Peter smirked. ‘Of course we do. I took the liberty of accessing the online police files with Lauren's password.'

‘Never change, do you!'

* * *

They had made their way on foot, which was still quite a struggle for Noose. However, he had certainly rallied around since Peter's return and they both now crouched behind a hedge at the end of a field. The other side of the hedge lay Barbara Davies' garden and house, and Noose's anger had been steadily building.

‘I think I might kill her,' he said calmly, getting up. Peter pulled him back down.

‘Steady, Noose. We don't know for sure it's her yet, do we? Besides, you don't want to actually end up being a murderer, do you?'

‘She deserves to die after what she did.'

Peter couldn't very well disagree with that. He knew as soon as he came across Lucy's killer that he'd likely kill them. No, he would definitely kill them. It was justice. But for now, they were sorting justice out for Dani and Beth Henderson and the decapitated woman. Their killer did deserve to die for what they did.

The hedge was rather high – too high to jump over, and besides, that would draw too much attention – and it stretched at the back of dozens of houses. The two men lay flat on their stomachs and looked under it. It would be a squeeze, beset with thorns and rotting litter, but it was the only way to go. There was no turning back. What would greet them when they reached the house? Would Barbara even be in? They struggled under and kept flat as they just made it through. Unperturbed by the thorn scratches to their backs, the pair kept flat on the ground and pulled themselves along in the thick grass until they met the back of a shed. Sitting up against it, they took a breather.

‘So, a, er,' Noose fumbled, wondering how best to approach the subject. Peter gave out a little yawn, which Noose caught. ‘I'm the only one who can remember you being dead?' he asked through his own yawn.

‘Yup, pretty much,' was Peter's casual reply.

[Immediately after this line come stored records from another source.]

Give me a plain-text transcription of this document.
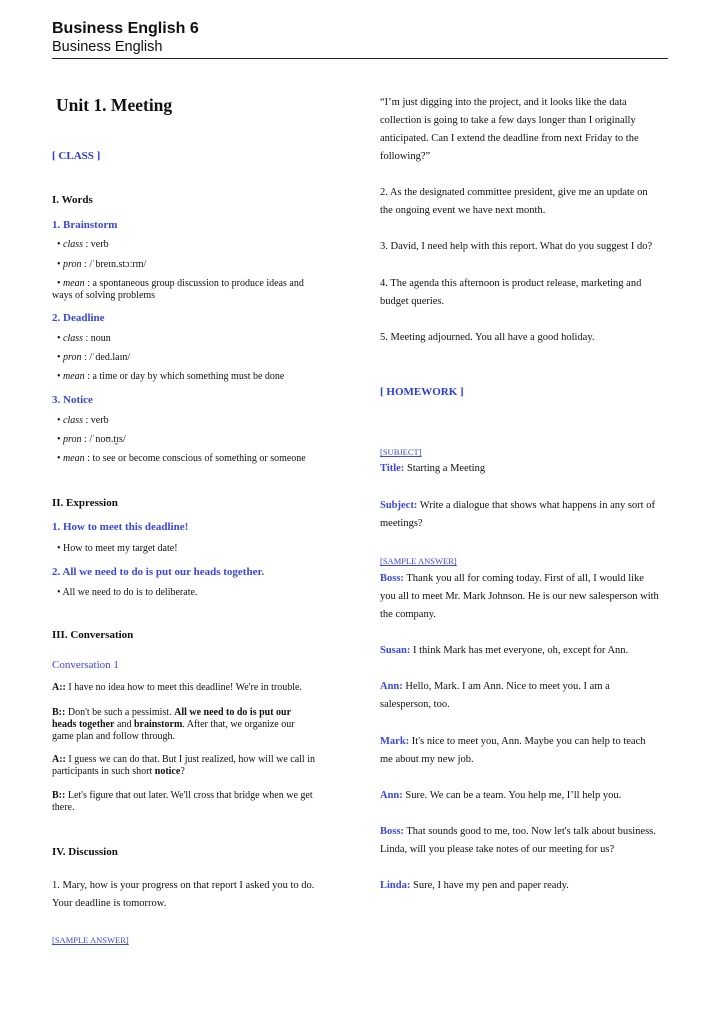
Business English 6
Business English
Unit 1. Meeting
[ CLASS ]
I. Words
1. Brainstorm
• class : verb
• pron : /ˈbreɪn.stɔːrm/
• mean : a spontaneous group discussion to produce ideas and
ways of solving problems
2. Deadline
• class : noun
• pron : /ˈded.laɪn/
• mean : a time or day by which something must be done
3. Notice
• class : verb
• pron : /ˈnoʊ.t̬ɪs/
• mean : to see or become conscious of something or someone
II. Expression
1. How to meet this deadline!
• How to meet my target date!
2. All we need to do is put our heads together.
• All we need to do is to deliberate.
III. Conversation
Conversation 1
A:: I have no idea how to meet this deadline! We're in trouble.
B:: Don't be such a pessimist. All we need to do is put our
heads together and brainstorm. After that, we organize our
game plan and follow through.
A:: I guess we can do that. But I just realized, how will we call in
participants in such short notice?
B:: Let's figure that out later. We'll cross that bridge when we get
there.
IV. Discussion
1. Mary, how is your progress on that report I asked you to do.
Your deadline is tomorrow.
[SAMPLE ANSWER]
“I’m just digging into the project, and it looks like the data
collection is going to take a few days longer than I originally
anticipated. Can I extend the deadline from next Friday to the
following?”
2. As the designated committee president, give me an update on
the ongoing event we have next month.
3. David, I need help with this report. What do you suggest I do?
4. The agenda this afternoon is product release, marketing and
budget queries.
5. Meeting adjourned. You all have a good holiday.
[ HOMEWORK ]
[SUBJECT]
Title: Starting a Meeting
Subject: Write a dialogue that shows what happens in any sort of
meetings?
[SAMPLE ANSWER]
Boss: Thank you all for coming today. First of all, I would like
you all to meet Mr. Mark Johnson. He is our new salesperson with
the company.
Susan: I think Mark has met everyone, oh, except for Ann.
Ann: Hello, Mark. I am Ann. Nice to meet you. I am a
salesperson, too.
Mark: It's nice to meet you, Ann. Maybe you can help to teach
me about my new job.
Ann: Sure. We can be a team. You help me, I’ll help you.
Boss: That sounds good to me, too. Now let's talk about business.
Linda, will you please take notes of our meeting for us?
Linda: Sure, I have my pen and paper ready.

He looked at Noose, grinning.

‘It's mad, it's crazy.'

‘It was necessary I'm afraid.' He looked away at the hedge, twiddling his thumbs. ‘Without you present, the museum club may not have been able to bring me back.'

‘Why?'

‘Well,' Peter responded sheepishly, ‘you are my strongest tie to the here and now, you were the one my entity could latch onto.'

‘So I was like a host?'

‘Yes, I was like a wasp laying my eggs in your fruity goodness,' Peter laughed.

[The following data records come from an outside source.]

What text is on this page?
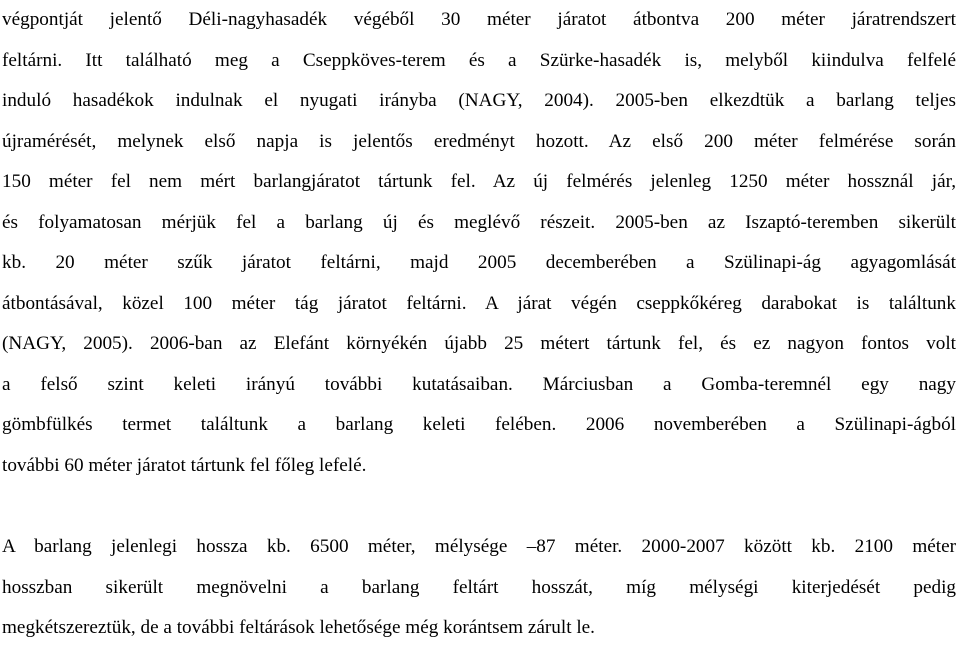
végpontját jelentő Déli-nagyhasadék végéből 30 méter járatot átbontva 200 méter járatrendszert
feltárni. Itt található meg a Cseppköves-terem és a Szürke-hasadék is, melyből kiindulva felfelé
induló hasadékok indulnak el nyugati irányba (NAGY, 2004). 2005-ben elkezdtük a barlang teljes
újramérését, melynek első napja is jelentős eredményt hozott. Az első 200 méter felmérése során
150 méter fel nem mért barlangjáratot tártunk fel. Az új felmérés jelenleg 1250 méter hossznál jár,
és folyamatosan mérjük fel a barlang új és meglévő részeit. 2005-ben az Iszaptó-teremben sikerült
kb. 20 méter szűk járatot feltárni, majd 2005 decemberében a Szülinapi-ág agyagomlását
átbontásával, közel 100 méter tág járatot feltárni. A járat végén cseppkőkéreg darabokat is találtunk
(NAGY, 2005). 2006-ban az Elefánt környékén újabb 25 métert tártunk fel, és ez nagyon fontos volt
a felső szint keleti irányú további kutatásaiban. Márciusban a Gomba-teremnél egy nagy
gömbfülkés termet találtunk a barlang keleti felében. 2006 novemberében a Szülinapi-ágból
további 60 méter járatot tártunk fel főleg lefelé.
A barlang jelenlegi hossza kb. 6500 méter, mélysége –87 méter. 2000-2007 között kb. 2100 méter
hosszban sikerült megnövelni a barlang feltárt hosszát, míg mélységi kiterjedését pedig
megkétszereztük, de a további feltárások lehetősége még korántsem zárult le.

‘What about Lauren? You told her you loved her, shouldn't she be your strongest tie or whatever?'

‘Things aren't as simple as that,' Peter shot.

‘They never are, are they?' Noose sighed. ‘Those men, the museum men… They were all
you
.'

Peter, not uneasy about Noose's ponderances, nonetheless wanted to get this latest problem wrapped up, so poked his head around the shed to clock the various windows in both Barbara's house and the houses either side. There were plenty that could potentially accommodate a spoiler of their plans. Either way, the chance had to be taken. He mouthed ‘3-2-1' to Noose before stepping out from behind the shed and scurrying on all fours towards the house. Noose followed, keeping up with him on pure adrenalin. Soon they had reached the house and, backs against the wall, took a breather.

‘It's rather unfortunate, really,' Peter whispered.

‘What is?'

‘All this, everything that's happened and is happening to you. You don't deserve it.'

‘Don't I? Are you sure about that?'

Peter knew he most certainly did not, but Noose himself wasn't so sure. Something he'd done to somebody in the past must have brought this on. If indeed Barbara Davies was the one who'd done this, then it was his fault for putting her in prison for a decade. She'd originally killed because of the one she'd loved. Was that a definite crime?